Solarflare is betting that the combination of the 10Xpress PHY and the Solarstorm controller will set enough milestones and lower price points to simulate the deployment of the 10G Ethernet market. The complete reference solution specs out at 16W -- well under the PCIe spec of 25W per slot. Solarstorm will help customers deliver 10GbE adapters at the price of quad-port 1GbE adapters, which range in price from $400 to $600.
Gb Ethernet Switched Ports (Fiber and Copper)
While the 10G Ethernet market is small, Solarflare and other competitors are seeing the first signs of renewed interest in the deployment of 10G Ethernet technology -- 1 GbE is just starting to go to the desktop and 10GbE is starting to be deployed in backbone and aggregation applications.
Cisco dominates the 10 GbE switch market with close to 70% market share in dollars. The number two supplier is Force10, which holds only 6%. Foundry Networks, Nortel, Extreme and HP ProCurve round out the top six vendors.
The 10G Ethernet market was small in 2005, when only about 200,000 switch ports shipped. But the new products portend increased deployment of the technology in enterprise data centers, particularly inside server blades and for short-reach copper lengths. Industry forecasts call for 10 Gigabit Ethernet port shipments to grow from about 800,000 in 2006 to almost 10 million in 2010.
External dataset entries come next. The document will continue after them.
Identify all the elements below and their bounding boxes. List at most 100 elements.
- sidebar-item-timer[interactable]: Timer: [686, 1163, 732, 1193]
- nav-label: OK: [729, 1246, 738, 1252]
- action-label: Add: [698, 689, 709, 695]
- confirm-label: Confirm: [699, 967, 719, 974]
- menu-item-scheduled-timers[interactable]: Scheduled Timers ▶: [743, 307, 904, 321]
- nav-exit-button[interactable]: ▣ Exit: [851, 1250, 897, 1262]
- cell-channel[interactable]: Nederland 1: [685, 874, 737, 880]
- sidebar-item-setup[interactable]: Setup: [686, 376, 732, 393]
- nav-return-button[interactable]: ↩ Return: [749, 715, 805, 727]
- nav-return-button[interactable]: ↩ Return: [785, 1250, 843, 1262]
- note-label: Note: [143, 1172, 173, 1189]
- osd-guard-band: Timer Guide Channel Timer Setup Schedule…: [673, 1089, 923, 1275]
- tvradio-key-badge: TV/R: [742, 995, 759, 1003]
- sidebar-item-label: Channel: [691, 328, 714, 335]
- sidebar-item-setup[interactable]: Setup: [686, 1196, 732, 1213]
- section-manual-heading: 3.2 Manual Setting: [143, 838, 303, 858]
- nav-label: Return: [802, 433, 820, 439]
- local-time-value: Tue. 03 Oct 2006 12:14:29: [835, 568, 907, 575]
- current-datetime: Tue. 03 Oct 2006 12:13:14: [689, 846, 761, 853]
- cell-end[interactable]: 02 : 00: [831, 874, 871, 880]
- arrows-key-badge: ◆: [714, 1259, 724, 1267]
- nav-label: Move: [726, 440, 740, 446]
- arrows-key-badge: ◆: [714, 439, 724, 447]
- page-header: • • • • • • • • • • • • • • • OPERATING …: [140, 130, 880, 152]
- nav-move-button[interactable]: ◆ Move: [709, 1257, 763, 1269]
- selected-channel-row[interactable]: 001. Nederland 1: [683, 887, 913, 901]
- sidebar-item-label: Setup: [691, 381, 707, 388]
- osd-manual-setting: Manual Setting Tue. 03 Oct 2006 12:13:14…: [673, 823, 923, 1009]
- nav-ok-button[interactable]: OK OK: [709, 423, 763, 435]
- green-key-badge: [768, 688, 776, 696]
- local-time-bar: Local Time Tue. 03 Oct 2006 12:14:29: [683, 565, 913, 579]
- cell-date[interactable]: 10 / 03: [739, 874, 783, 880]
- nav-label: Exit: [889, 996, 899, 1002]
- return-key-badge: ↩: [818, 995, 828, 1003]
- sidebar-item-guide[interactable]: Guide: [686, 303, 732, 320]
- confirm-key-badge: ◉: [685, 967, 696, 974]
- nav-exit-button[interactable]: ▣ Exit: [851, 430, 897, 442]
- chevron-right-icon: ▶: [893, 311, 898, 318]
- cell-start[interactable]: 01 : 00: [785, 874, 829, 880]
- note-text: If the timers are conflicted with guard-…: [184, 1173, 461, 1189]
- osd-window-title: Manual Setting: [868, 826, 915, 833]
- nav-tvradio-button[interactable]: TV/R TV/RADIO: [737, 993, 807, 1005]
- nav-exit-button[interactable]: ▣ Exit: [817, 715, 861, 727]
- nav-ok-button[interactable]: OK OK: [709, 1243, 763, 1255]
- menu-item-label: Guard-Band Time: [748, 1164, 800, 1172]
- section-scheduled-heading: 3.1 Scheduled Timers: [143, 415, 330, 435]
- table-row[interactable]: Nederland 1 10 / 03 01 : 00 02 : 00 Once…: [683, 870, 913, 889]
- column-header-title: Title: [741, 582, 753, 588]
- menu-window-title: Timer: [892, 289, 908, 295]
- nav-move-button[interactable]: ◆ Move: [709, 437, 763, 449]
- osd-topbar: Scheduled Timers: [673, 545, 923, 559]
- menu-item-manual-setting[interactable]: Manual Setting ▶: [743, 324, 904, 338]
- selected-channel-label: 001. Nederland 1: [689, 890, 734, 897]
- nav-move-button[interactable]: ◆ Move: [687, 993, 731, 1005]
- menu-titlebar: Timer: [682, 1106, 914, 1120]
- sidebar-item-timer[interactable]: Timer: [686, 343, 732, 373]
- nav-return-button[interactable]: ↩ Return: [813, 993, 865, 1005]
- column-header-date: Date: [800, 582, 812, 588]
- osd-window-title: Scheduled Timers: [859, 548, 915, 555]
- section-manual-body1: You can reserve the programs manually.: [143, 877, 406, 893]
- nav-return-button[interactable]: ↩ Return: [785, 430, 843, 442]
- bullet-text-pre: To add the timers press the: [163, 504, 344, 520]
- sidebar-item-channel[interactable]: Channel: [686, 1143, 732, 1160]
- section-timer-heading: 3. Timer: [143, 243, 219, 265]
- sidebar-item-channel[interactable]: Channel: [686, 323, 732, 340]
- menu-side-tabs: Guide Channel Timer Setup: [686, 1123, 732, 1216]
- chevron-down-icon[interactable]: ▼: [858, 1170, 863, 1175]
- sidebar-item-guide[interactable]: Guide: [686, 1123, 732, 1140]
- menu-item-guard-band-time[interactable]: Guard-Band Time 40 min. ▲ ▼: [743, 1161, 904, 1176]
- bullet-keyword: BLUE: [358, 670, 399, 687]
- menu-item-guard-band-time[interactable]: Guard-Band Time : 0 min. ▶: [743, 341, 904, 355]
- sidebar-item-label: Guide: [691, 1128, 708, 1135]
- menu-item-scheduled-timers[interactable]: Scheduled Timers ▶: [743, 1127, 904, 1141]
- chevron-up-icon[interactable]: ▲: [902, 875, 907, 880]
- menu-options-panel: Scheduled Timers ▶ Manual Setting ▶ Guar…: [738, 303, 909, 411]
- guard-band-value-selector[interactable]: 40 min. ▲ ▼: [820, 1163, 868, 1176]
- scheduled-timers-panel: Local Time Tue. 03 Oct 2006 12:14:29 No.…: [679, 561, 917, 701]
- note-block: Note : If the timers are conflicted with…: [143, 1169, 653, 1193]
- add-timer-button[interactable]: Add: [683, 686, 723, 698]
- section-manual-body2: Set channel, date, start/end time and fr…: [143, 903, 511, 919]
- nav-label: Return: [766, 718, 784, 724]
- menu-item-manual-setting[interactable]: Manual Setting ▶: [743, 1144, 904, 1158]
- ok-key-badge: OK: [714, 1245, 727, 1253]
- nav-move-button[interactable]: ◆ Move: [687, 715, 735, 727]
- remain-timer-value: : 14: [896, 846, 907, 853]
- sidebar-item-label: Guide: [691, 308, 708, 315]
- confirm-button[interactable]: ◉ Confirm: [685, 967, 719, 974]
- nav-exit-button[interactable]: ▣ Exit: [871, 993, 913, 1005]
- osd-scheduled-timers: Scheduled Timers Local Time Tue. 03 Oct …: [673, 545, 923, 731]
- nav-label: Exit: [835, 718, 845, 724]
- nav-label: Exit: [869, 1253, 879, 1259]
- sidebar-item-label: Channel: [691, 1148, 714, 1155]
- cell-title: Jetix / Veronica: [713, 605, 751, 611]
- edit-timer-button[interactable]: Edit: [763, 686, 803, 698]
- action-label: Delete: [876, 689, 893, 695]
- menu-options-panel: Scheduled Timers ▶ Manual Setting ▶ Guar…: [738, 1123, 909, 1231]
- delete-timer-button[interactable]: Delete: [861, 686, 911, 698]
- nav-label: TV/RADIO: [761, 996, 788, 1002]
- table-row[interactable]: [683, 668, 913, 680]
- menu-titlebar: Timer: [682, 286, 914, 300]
Broadcom, a strong player in the Ethernet market, confirmed its interest with the acquisition of 10G Ethernet chip startup Siloquent in 2005. Intel is also watching the space and getting its strategy fine-tuned. Sun Microsystems signaled its intent to throw its hat into the ring with its own multi-port 10G Ethernet chip under development -- dubbed 'Neptune.' In Japan, Fujitsu Microelectronics is on full steam ahead for 10G Ethernet chip development. Startup competition comes from NetXen, Neteiron, Tehuti, Chelsio, Fulcrum Microsystems, Vativ Technologies, and others.
With its combined-company technology expertise and a healthy money reserve in the bank, we see Solarflare as very viable upcomer in the 10Gb Ethernet market. It has done a creditable job in executing its strategy and being influential in the development of the market.